November 29, 2007 --- Class 26 --- Feedback Shift Register Random Number
Generator, Fitting Data
Activities:
Comparing drand48 and fsr random number generators
Before class I prepared codes to test the drand48 random number
generator that comes with Unix. The codes can be found in my src/misc
directory. random_drand48.c puts out two numbers per line and
can be used for a scatter plot or to calculate autocorrelations.
box_drand48.c can be used to test triplets of random numbers as
we did before with box_rand.c for the fsr random number generator.
We compared the autocorrelation of the two random number generators
out to a lag of 20. Doing about 50 trials in each case, we found
that drand48 seemed to have a smaller dispersion than fsr, but that
it seemed to have more negative values of autocorrelation than
positive values. More work is required to see if this is just
a statistical fluctuation.
Understanding the Feedback Shift Register Random Number Generator
We examined how the feedback shift register (FSR) code makes a new
random 28 bit integer every time it is called. The reason this random
number generator has a period longer than 2^28 is because the period
is determined by the entire state of the feedback shift register
which has about 140 bits.
We also used wikipedia to find a description of IEEE floating point
format. 23 bits are used to store the fractional value of a number.
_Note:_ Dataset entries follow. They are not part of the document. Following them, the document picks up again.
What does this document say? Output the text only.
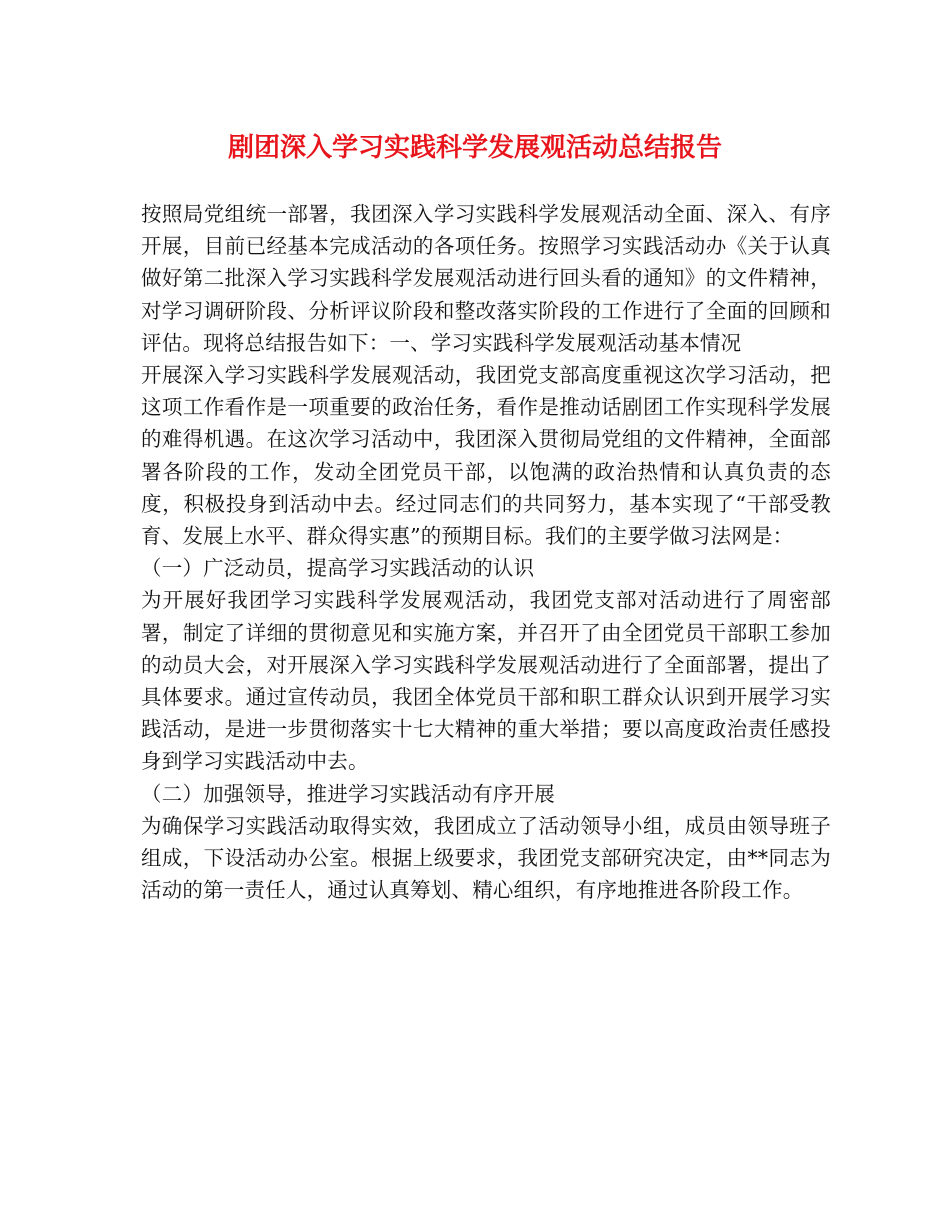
剧团深入学习实践科学发展观活动总结报告

按照局党组统一部署，我团深入学习实践科学发展观活动全面、深入、有序开展，目前已经基本完成活动的各项任务。按照学习实践活动办《关于认真做好第二批深入学习实践科学发展观活动进行回头看的通知》的文件精神，对学习调研阶段、分析评议阶段和整改落实阶段的工作进行了全面的回顾和评估。现将总结报告如下：一、学习实践科学发展观活动基本情况

开展深入学习实践科学发展观活动，我团党支部高度重视这次学习活动，把这项工作看作是一项重要的政治任务，看作是推动话剧团工作实现科学发展的难得机遇。在这次学习活动中，我团深入贯彻局党组的文件精神，全面部署各阶段的工作，发动全团党员干部，以饱满的政治热情和认真负责的态度，积极投身到活动中去。经过同志们的共同努力，基本实现了“干部受教育、发展上水平、群众得实惠”的预期目标。我们的主要学做习法网是：

（一）广泛动员，提高学习实践活动的认识

为开展好我团学习实践科学发展观活动，我团党支部对活动进行了周密部署，制定了详细的贯彻意见和实施方案，并召开了由全团党员干部职工参加的动员大会，对开展深入学习实践科学发展观活动进行了全面部署，提出了具体要求。通过宣传动员，我团全体党员干部和职工群众认识到开展学习实践活动，是进一步贯彻落实十七大精神的重大举措；要以高度政治责任感投身到学习实践活动中去。

（二）加强领导，推进学习实践活动有序开展

为确保学习实践活动取得实效，我团成立了活动领导小组，成员由领导班子组成，下设活动办公室。根据上级要求，我团党支部研究决定，由**同志为活动的第一责任人，通过认真筹划、精心组织，有序地推进各阶段工作。
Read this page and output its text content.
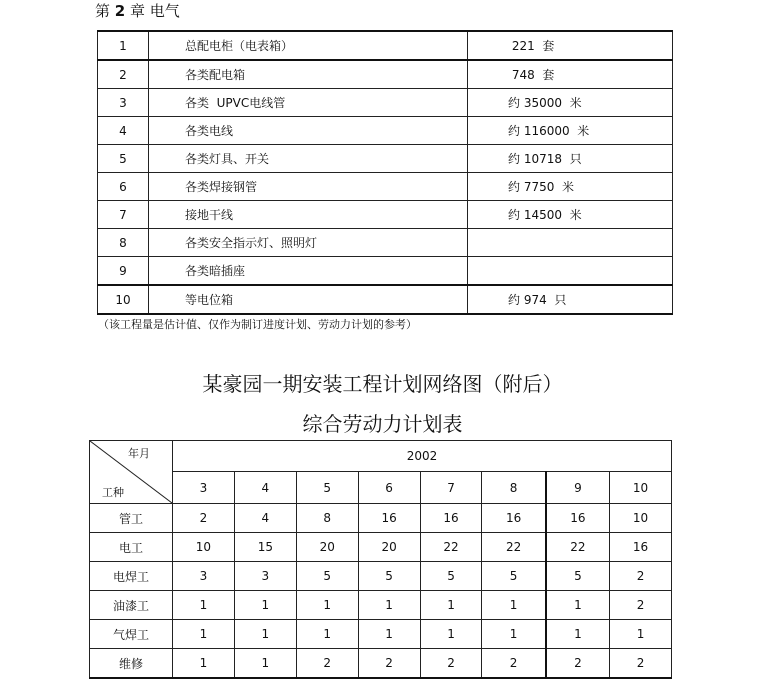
第 2 章 电气
1	总配电柜（电表箱）	221  套
2	各类配电箱	748  套
3	各类  UPVC电线管	约 35000  米
4	各类电线	约 116000  米
5	各类灯具、开关	约 10718  只
6	各类焊接钢管	约 7750  米
7	接地干线	约 14500  米
8	各类安全指示灯、照明灯	
9	各类暗插座	
10	等电位箱	约 974  只
（该工程量是估计值、仅作为制订进度计划、劳动力计划的参考）
某豪园一期安装工程计划网络图（附后）
综合劳动力计划表
年月
工种	2002							
	3	4	5	6	7	8	9	10
管工	2	4	8	16	16	16	16	10
电工	10	15	20	20	22	22	22	16
电焊工	3	3	5	5	5	5	5	2
油漆工	1	1	1	1	1	1	1	2
气焊工	1	1	1	1	1	1	1	1
维修	1	1	2	2	2	2	2	2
Feedback shift number random generators are based on bitwise exclusive
or operations. The recursion relation is
b_n = b_{n-p} ^ b_{n-q}
So the new bit depends on bits earlier in the sequence by p and q.
There are certain values of p and q that result in good randomness.
You can find good pairs of p and q in the book "Seminumerical
Algorithms" by Donald Knuth in Table 1. Our pair (p,q) = (97,127).
Within the code, 28 bits of each 32 bit word are used to store the
state of the FSR. rshift[1] to rshift[5] hold 140 bits of state.
The next 28 bits, numbered 141-168 are created in rshift[0].
Using b_n = b_{n-97} ^ b_{n-127}, we see that with n=141 we need
28 bit words starting with bit 44 (=141-97) and bit 14 (= 141-127).
Here are how the bits are stored in the rightmost 28 bits of rshift[i].
rshift[5] = 1-28
rshift[4] = 29-56
rshift[3] = 57-84
rshift[2] = 85-112
rshift[1] = 113-140
From the code, t2= (rshift[5]<<13))|(rshift[4]>>15)
contains the bits 14-41 that we need. In the C language x<> denotes a shift to the right.
We can get bits 44-56 from t1 = (rshift[4]<<15)|(rshift[3]>>13).
We then take the exclusive or of t1 and t2 and mask of the rightmost
28 bits. Finally, the shift register is moved to higher values,
dropping off the old value of rshift[5], and the new 28 bit integer
we created is divided by 2^28 to get a float between 0 and 1. All
the details can be found in ~sg/src/newfsr.c.
Other Sources of Random Numbers
We briefly looked at Gnu Scientific Library documentation for their
random number generators. We also used Google to find the web pages
for SPRNG a set of Scalable Parallel Pseudo Random Number Generators:
http://sprng.cs.fsu.edu/
These routines can be used in parallel programs that require a different
(independent) stream of random numbers on each node.
Fitting Data
We looked at what one should do to fit data to a model function.
If the data has a Gaussian distribution about its true value, then
we maximize the probability for the set of observations by
adjusting the parameters of the model to minimize \chi^2.
\chi^2= \Sum_{i=0}^N} (y_i- y_model(x_i)^2/ \sigma_i^2
The case of a linear model will be considered in great detail in the
next class. We will obtaine specific formulae for the slope
and intercept parameters of the fit. We will also find the error
on the slope and intercept, and the covariance of those quantities.
We also need consider whether or not our fit is a good one. We
minimized chi-squared as best we could, but how small should it be?